« Les choses ne se dégradèrent pas d'un seul coup. Les armes restèrent cachées dans les larges poches des manteaux et derrière les portes des maisons, bien huilées, prêtes à l'emploi. Il n'y avait pas de morts, mais il y avait
du poison dans l'air. Un désir affiché de faire couler le sang. » Mon écrivain libanais de prédilection
Jabbour Douaihy décédé en juillet 2021 , raconte dans son dernier roman testament, la lente déchéance de son pays à travers un personnage, quasi son sosie. Grand amoureux des livres, de la langue arabe et de la littérature française qu'il enseigne dans un lycée , son narrateur , un maronite , traverse l'histoire du Liban, des années 1950 à août 2020 date de la terrible explosion au port de Beyrouth. de sa bourgade natale dans la montagne au melting pot de divers groupes ethniques et religieux de Beyrouth, notre anti-héros , loup solitaire, sent vite qu'il se passe quelque chose que l'on n'écrit pas dans les journaux et dont les gens ne parlent pas à voix haute. Ceux sont les premiers signes de la guerre civile en route et que personne ne voit venir. Alors que Beyrouth se désagrège peu à peu , la famille du narrateur subit le même sort.

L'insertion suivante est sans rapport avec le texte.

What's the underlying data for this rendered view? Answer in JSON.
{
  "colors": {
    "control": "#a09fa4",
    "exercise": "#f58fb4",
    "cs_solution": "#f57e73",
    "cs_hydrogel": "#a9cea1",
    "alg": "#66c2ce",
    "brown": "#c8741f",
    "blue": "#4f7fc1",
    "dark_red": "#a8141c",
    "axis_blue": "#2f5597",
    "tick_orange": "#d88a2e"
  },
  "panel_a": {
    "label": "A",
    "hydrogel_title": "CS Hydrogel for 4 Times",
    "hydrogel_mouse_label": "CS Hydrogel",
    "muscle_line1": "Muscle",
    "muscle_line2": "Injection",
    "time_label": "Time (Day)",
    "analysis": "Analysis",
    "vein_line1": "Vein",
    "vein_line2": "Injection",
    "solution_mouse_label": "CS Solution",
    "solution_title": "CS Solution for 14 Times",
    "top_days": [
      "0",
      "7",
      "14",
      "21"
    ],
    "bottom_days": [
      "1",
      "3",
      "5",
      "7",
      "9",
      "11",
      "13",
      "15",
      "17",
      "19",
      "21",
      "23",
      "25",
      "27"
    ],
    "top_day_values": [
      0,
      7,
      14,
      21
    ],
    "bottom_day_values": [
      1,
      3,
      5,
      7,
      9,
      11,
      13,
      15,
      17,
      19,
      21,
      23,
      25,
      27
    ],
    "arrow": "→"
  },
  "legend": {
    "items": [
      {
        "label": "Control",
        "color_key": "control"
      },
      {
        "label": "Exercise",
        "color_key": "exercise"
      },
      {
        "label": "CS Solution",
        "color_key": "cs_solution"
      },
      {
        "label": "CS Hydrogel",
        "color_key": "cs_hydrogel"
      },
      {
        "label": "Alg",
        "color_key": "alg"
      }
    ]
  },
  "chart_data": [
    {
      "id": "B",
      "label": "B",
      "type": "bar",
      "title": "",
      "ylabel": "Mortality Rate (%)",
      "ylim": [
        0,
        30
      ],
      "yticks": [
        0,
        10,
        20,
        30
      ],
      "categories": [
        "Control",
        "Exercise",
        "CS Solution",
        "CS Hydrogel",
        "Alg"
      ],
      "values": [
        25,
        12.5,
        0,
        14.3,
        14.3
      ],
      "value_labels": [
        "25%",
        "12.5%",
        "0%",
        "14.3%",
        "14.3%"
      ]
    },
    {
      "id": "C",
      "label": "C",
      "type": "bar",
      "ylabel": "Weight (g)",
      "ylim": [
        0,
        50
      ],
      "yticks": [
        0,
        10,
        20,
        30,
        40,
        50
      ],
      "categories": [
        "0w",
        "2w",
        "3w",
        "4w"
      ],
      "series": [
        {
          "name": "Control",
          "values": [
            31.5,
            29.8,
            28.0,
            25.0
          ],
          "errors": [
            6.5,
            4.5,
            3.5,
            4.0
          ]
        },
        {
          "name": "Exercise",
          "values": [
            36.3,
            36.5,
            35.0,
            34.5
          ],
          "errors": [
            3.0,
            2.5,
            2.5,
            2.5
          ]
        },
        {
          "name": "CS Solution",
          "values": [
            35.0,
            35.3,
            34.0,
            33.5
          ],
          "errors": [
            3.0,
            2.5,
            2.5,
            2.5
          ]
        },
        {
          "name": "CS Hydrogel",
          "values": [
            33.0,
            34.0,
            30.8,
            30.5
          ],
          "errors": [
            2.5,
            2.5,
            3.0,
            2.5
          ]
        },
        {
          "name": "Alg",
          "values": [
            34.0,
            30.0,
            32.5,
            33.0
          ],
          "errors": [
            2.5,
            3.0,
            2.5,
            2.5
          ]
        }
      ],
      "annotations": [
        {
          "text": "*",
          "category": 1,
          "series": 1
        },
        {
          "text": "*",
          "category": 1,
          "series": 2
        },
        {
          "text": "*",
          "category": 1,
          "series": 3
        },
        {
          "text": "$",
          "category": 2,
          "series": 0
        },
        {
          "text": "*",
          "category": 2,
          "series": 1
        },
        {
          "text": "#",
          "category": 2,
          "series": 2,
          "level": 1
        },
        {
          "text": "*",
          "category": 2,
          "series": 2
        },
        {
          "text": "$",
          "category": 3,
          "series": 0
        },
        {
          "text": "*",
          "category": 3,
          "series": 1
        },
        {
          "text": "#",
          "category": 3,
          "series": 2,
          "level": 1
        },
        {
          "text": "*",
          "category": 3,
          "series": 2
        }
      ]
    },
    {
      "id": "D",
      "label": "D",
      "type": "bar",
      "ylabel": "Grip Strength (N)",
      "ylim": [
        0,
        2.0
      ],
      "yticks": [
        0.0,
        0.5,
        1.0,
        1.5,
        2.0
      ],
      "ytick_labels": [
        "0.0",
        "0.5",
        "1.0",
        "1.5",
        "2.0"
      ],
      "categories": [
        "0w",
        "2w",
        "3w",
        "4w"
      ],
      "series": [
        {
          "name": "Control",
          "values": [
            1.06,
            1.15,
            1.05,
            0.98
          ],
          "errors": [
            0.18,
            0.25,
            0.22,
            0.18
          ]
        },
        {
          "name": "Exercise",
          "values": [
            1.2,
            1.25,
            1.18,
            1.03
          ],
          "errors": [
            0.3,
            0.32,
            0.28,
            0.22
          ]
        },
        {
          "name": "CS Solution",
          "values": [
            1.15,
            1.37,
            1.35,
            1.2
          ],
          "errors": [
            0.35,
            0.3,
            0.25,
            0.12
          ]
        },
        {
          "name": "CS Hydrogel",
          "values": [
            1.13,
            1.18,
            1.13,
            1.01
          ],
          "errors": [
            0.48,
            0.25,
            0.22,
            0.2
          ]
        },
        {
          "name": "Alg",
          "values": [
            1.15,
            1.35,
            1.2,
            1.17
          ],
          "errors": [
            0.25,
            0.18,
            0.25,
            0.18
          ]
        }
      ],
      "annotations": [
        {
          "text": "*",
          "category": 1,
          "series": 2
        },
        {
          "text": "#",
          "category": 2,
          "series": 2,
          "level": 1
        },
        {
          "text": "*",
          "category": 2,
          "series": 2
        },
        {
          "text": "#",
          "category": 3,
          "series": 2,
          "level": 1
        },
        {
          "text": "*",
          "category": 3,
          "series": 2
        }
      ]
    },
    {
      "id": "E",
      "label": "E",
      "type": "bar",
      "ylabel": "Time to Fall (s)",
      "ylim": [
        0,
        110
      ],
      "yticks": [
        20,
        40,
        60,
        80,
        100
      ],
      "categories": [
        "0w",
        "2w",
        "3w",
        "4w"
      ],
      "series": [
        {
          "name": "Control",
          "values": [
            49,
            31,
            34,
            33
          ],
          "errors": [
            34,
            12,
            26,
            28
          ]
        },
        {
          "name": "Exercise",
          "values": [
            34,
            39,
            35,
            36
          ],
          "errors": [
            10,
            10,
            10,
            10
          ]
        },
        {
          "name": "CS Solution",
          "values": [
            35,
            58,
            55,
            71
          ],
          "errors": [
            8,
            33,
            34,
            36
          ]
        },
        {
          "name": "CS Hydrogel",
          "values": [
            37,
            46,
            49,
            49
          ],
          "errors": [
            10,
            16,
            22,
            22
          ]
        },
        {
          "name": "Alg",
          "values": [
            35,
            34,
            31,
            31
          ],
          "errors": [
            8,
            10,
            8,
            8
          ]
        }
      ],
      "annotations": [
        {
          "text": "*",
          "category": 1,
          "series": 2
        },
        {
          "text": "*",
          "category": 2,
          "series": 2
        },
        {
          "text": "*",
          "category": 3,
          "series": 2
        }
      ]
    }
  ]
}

« Le poison dans l'air » traverse tout le récit de bout en bout, à commencer par cette couverture magnifique d'un vert absinthe très évoquant, « Les Hébreux, qui regardaient les plantes amères comme nuisibles, et comme vénéneuses (voir Apocalypse 8.10-11), se servent souvent du nom de cette plante pour désigner ce qui est généralement désagréable, nuisible et pernicieux ; et le paraphraste caldéen appelle cette plante « absinthe de mort » ».
À l'image de ce poison notre anti-héros aime aller au-devant du danger , « Depuis mon adolescence au milieu des tirs dans ma bourgade, le danger m'appelait en secret et je lui répondais, je m'avançais vers lui au lieu de fuir dans l'autre sens. ». S'y greffant aussi son penchant pour le morbide et l'agression il devient assez effrayant. Pourtant au départ il n'avait que des bonnes intentions.
Avec les femmes c'est toute une autre histoire . Sa méthode pour gagner leur coeur est bien rodée : il se lamente sur son sort. Mais comme les dangers, ses liaisons sont éphémères car là aussi le poison de la discorde n'est jamais loin, pouvant l'entraîner dans le pire.
C'est l'histoire triste d'un homme et d'un pays, qui aurait pu être le joyau du Moyen Orient avec ses groupes ethniques et confessionnelles multiples et ses richesses culturelles et archéologiques. L'homme aussi aurait pu avoir un destin brillant , or il aime le danger et contrarier . « Le poison » les envahira lentement, emmenant le pays et l'homme sur le chemin de l'anéantissement .
Douaihy nous a tiré sa révérence sacrément bien. J'ai déjà lu cinq de ses livres , jamais déçue, m'en manque encore deux. Si vous ne le connaissez pas encore, n'hésitez pas, je vous garantie une rencontre majestueuse 😊.